Emendamento affondato: 112 no, solo 26 sì. Se la Lega aveva sperato di aprire una breccia nel Pd, dentro cui il partito degli amministratori si batte da tempo per l'estensione dei mandati, è stata delusa: Elly Schlein ha imposto ai suoi la linea del «no» per non dividersi dai Cinque Stelle. Unica concessione ai suoi sindaci, la promessa che una eventuale riforma andrà discussa in un «quadro complessivo». Solo Italia viva ha votato a favore: «Se Pd e M5s avessero votato per il terzo mandato - dice il renziano Davide Faraone - il governo sarebbe andato sotto e Giorgia Meloni sarebbe dovuta salire al Colle. Invece le hanno fatto da stampella».

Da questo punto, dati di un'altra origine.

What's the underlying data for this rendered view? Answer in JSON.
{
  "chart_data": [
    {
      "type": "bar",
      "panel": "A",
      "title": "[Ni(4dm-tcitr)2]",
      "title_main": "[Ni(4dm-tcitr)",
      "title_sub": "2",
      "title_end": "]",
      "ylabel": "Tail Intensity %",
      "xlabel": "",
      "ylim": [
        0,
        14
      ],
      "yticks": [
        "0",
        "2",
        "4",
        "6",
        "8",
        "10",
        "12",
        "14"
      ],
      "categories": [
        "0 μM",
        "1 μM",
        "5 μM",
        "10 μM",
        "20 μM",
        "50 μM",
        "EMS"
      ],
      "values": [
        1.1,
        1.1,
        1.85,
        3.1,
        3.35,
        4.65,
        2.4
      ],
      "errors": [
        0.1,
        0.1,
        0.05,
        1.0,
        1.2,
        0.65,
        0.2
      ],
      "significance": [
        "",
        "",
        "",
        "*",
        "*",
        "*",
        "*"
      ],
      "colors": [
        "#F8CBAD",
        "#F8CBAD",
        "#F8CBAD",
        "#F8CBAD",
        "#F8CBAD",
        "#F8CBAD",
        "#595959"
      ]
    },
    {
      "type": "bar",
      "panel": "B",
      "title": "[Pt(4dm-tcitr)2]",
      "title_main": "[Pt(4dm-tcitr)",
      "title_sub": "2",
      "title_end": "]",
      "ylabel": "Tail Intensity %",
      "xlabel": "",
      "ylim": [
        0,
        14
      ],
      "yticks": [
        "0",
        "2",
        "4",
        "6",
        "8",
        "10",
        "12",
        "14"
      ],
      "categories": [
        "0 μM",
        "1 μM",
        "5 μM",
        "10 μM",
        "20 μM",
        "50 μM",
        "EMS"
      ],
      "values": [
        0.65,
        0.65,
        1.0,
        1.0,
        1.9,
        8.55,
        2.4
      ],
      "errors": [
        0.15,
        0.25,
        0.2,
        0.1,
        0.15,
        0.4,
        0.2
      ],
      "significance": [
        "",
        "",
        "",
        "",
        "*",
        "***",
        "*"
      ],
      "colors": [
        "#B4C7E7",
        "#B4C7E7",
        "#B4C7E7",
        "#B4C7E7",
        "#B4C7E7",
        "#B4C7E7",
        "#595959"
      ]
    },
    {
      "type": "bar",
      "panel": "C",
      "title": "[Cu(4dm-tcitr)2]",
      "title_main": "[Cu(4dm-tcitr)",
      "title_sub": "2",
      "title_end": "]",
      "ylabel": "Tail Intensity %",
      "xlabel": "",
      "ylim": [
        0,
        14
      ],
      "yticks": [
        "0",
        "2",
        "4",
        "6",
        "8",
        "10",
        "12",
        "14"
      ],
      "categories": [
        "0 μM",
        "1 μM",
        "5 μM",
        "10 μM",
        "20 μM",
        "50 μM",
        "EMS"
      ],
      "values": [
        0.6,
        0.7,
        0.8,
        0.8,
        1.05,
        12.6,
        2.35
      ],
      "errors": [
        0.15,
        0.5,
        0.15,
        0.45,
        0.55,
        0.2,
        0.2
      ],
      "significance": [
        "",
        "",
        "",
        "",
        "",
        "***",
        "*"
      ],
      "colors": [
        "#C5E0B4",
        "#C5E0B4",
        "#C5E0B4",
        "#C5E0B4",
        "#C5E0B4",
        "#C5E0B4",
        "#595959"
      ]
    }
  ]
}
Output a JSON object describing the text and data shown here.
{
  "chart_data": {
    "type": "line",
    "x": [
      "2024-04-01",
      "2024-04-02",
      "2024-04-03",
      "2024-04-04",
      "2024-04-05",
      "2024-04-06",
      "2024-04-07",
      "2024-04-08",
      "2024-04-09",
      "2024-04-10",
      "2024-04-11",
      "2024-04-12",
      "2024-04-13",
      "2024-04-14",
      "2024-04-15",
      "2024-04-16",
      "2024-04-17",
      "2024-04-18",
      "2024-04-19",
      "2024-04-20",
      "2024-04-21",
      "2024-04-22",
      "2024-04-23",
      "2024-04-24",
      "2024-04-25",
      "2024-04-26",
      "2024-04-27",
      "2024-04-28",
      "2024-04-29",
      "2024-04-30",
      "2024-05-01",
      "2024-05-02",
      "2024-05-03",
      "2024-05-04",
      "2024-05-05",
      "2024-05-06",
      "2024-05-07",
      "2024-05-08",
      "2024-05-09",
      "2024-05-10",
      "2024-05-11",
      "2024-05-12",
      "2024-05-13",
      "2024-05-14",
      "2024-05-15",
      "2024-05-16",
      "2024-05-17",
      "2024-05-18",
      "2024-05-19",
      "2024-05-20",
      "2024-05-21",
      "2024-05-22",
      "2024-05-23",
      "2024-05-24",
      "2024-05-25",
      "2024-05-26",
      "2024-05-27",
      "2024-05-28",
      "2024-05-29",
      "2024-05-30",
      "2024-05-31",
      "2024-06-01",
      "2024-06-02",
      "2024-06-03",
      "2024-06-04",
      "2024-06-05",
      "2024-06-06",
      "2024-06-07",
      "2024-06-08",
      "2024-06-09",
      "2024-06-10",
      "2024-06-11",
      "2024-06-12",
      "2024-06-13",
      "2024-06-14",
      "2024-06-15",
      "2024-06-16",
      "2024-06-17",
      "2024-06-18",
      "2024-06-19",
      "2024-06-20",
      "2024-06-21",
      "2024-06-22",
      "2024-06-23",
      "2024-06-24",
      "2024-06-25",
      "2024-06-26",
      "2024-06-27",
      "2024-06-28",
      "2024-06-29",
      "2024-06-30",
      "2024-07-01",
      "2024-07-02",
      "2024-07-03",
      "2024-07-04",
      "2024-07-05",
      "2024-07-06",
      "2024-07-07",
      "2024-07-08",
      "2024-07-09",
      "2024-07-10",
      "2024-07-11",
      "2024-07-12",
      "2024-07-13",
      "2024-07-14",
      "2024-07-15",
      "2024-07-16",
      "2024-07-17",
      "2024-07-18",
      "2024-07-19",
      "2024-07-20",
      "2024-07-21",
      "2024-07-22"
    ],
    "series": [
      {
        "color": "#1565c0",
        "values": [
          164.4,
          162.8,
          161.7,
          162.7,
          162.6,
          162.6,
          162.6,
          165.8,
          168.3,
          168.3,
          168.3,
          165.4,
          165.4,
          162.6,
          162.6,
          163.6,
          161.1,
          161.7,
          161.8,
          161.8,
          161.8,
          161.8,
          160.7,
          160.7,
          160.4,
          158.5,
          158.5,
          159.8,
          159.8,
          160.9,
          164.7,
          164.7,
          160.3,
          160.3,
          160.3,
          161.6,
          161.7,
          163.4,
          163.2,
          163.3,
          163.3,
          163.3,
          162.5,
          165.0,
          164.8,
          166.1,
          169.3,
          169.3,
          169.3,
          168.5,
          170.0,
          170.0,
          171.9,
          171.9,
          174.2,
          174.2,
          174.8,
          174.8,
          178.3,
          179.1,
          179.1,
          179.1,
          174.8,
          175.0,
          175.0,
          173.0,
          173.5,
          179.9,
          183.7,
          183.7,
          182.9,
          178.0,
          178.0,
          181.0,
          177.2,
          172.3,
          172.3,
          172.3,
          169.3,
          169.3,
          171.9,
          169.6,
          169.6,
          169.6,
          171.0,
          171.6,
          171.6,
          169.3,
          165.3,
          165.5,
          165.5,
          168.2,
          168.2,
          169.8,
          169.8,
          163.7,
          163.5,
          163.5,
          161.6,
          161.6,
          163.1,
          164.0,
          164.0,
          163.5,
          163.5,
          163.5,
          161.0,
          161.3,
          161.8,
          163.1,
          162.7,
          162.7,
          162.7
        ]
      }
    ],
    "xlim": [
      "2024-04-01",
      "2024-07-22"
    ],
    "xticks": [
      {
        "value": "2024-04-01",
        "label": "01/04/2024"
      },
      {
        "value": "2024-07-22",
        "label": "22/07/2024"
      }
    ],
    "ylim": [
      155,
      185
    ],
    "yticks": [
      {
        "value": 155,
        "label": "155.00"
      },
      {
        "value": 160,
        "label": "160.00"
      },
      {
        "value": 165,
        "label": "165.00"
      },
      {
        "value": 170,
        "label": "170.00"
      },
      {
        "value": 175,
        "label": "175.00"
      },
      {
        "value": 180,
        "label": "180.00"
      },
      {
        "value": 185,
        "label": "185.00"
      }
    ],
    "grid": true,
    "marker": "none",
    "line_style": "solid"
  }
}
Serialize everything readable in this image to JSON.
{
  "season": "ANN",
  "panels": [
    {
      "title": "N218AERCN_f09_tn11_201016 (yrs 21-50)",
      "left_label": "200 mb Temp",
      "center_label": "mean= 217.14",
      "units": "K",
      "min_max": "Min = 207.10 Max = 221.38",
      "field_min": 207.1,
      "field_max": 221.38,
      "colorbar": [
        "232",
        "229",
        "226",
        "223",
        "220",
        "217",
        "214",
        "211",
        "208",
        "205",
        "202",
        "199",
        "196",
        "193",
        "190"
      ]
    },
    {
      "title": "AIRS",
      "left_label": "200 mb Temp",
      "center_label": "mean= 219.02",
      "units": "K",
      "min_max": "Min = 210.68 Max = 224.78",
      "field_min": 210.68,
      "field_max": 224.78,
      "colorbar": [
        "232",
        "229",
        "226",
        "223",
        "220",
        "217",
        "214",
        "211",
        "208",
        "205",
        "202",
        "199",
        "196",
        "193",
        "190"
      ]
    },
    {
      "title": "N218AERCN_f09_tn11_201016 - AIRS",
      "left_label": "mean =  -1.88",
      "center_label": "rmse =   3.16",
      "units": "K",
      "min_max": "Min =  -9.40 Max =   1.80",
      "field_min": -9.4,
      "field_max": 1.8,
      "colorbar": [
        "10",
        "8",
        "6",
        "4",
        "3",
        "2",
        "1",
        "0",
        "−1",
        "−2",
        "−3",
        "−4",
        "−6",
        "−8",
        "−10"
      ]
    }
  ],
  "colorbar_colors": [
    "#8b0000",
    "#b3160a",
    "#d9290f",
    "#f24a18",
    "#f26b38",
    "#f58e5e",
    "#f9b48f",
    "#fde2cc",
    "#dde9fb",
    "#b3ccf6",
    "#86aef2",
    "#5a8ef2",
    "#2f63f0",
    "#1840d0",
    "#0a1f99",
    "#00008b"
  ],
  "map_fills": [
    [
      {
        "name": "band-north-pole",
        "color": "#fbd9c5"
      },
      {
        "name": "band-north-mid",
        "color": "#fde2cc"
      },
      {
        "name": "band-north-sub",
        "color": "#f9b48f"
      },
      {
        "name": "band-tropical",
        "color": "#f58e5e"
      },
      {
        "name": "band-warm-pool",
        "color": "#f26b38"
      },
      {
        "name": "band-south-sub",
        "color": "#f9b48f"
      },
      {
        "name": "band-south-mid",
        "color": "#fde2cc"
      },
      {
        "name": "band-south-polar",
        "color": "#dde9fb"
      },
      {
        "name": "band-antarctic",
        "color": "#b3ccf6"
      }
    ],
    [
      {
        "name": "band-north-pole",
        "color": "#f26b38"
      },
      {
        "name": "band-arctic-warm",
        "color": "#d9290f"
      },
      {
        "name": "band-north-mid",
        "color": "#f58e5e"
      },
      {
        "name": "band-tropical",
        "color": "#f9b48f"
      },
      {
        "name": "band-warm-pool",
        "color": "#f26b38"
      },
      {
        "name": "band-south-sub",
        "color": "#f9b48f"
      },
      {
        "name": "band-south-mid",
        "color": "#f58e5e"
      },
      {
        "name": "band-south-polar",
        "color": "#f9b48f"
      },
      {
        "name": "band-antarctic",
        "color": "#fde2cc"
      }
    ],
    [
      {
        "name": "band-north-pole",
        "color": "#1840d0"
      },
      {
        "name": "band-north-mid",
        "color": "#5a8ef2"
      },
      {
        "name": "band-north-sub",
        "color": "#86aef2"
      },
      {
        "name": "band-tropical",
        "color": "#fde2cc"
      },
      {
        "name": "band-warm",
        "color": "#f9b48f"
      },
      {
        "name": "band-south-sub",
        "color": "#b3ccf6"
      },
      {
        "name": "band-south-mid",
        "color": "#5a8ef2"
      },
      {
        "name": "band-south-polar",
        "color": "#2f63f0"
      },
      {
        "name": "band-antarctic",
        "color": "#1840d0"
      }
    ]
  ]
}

Ma a fare rumore, ieri, è stato un altro emendamento presentato in extremis dalla Lega, che puntava a scardinare la legge per l'elezione dei sindaci eliminando il ballottaggio quando un candidato supera il 40% al primo turno. Mandando su tutte le furie l'Anci e il Pd: «Un blitz a tre mesi dal voto è uno sfregio alle più basilari regole democratiche», accusa Schlein. Mentre il capogruppo dem Francesco Boccia parla di «golpe» e di «maggioranza agli stracci». In realtà, governo e centrodestra bloccano il «blitz» leghista chiedendo al Carroccio di mutare la proposta in ordine del giorno, poi approvato: «Non è il momento né la sede per discuterne», dice il relatore di Fdi Alberto Balboni, ma avverte: «Serve approfondimenti e confronto su un tema così rilevante, ma nel merito siamo d'accordo, e non è un attentato alla Costituzione». Il capogruppo di Fi Maurizio Gasparri è ancora più chiaro: «É una tesi che condividiamo tutti, in maggioranza, ed è la direzione - già imboccata da Sicilia e Friuli Venezia Giulia - in cui ci muoveremo». Spiega il dem Alessandro Alfieri: «É chiaro che vogliono riprovarci, modificando il Testo unico sugli Enti locali: il centrodestra da sempre teme il ballottaggio, perché spesso partono svantaggiati. Noi ci opporremo in ogni modo a un sistema che ha dimostrato per decenni di funzionare bene, ma i numeri li hanno.

Sappiano però che può essere una scelta a doppio taglio: così ci costringerebbero a stare insieme a M5s e centristi fin dal primo turno».